How Claude is changing: five observations about Sonnet 3.7
- There’s not really much point in defining a role for the LLM any more. Whenever I use role definitions which were effective in previous models, I now find myself getting frustrated by its rigidity relative to how the base model behaves without starting guidance. In my experience it’s become startlingly effective at inferring the kind of conversation you’re inclined to have, even if you’re not entirely sure what that is at the outset, without prior guidance.

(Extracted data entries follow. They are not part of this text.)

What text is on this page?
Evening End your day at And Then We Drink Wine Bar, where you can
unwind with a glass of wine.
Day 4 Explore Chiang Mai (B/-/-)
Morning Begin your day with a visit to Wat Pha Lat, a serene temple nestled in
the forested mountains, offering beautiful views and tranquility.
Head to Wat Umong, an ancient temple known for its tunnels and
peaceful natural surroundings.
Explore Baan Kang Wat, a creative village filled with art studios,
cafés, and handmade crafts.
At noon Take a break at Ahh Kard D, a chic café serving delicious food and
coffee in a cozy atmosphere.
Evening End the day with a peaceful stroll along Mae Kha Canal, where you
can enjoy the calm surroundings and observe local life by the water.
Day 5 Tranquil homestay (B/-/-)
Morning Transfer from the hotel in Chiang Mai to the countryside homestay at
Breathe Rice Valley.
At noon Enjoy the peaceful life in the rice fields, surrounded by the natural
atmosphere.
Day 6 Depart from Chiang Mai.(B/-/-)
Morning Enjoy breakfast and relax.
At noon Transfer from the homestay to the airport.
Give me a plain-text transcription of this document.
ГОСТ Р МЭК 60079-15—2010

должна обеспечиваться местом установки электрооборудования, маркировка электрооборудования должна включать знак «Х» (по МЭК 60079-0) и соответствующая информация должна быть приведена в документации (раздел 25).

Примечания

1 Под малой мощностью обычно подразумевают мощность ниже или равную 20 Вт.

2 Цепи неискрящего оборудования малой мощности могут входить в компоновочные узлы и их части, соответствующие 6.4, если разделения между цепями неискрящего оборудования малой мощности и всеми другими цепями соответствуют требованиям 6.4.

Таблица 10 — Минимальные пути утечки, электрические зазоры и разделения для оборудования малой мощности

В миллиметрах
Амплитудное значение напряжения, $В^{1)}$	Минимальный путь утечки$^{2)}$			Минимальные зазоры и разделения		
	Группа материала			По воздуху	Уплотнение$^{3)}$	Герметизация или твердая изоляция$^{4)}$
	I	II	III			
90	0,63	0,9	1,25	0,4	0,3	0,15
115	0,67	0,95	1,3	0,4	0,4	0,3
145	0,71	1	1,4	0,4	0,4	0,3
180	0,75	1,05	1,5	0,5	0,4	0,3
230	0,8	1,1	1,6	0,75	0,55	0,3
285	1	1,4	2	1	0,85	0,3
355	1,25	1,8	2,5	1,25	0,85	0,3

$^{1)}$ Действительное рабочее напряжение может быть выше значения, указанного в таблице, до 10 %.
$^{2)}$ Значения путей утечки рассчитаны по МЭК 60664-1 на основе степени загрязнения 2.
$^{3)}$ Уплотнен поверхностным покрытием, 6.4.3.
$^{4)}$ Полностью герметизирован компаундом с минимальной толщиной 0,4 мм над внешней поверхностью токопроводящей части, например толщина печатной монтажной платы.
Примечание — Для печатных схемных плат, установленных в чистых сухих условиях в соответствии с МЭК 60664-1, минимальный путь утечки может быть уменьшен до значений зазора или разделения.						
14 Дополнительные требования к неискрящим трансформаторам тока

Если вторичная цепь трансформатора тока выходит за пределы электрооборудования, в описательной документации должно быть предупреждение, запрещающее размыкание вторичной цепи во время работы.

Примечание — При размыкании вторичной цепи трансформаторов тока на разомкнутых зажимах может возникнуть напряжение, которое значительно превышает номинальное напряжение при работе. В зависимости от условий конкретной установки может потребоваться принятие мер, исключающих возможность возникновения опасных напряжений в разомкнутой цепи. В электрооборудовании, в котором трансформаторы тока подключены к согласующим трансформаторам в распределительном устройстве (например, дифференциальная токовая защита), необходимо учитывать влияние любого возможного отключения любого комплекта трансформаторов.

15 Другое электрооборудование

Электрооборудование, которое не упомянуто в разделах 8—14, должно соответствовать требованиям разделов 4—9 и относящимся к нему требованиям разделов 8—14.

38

- It’s increasingly adept at asking thought-provoking questions which can help steer the direction of this conversation, with particularly significant results when you are yourself uncertain about what the purpose of the conversation should be. I used to ignore LLM questions as a matter of reflex, regarding them as discursive forth, but I’m increasingly inclined to think about the questions Claude 3.7 asks for intrinsic value and because they guide the ensuing conversation.
- If you want to have a specialised conversation in which you work with complex ideas then it can help to have a general dialogue about these ideas before you try and push it in a certain direction. In effect I’m finding that you can ‘warm up’ the model and it becomes a more effective interlocutor (to talk about, say, Lacanian psychoanalysis or talk through the political economy of LLMs) then if you just dive straight into the initial conversation.
- In effect I think this means you now have to steer the model in the direction you want to go in, in terms of the domain, rather than define a role for it. The risk is that if you don’t do this, you will be steered by the model, which can make their use more accessible but significantly erodes the agency which can be exercised in relation to them. The inclination Claude has had since Opus to infer a domain from specialised vocabulary seems to increased substantially. For example if you want to have a conversation about social ontology with it, the best thing is to simply start talking to it about social ontology (at the level you would in an academic article) before introducing the practical concerns driving the conversation.
- I worry that the existing tendency for divergent experiences depending on cultural capital (the range of symbols available to you, the fluency with which you articulate them etc) in which Claude 3.7 can literally do things for users who can write a lot in a specialised way which it can’t for users who lack these characteristics. For academics it means my core advice from Generative AI for Academics holds even more than it did a year ago i.e. just start talking to the LLM in the way you would a collaborator about your work. But I’m not sure what this means for less specialised users and this concerns me.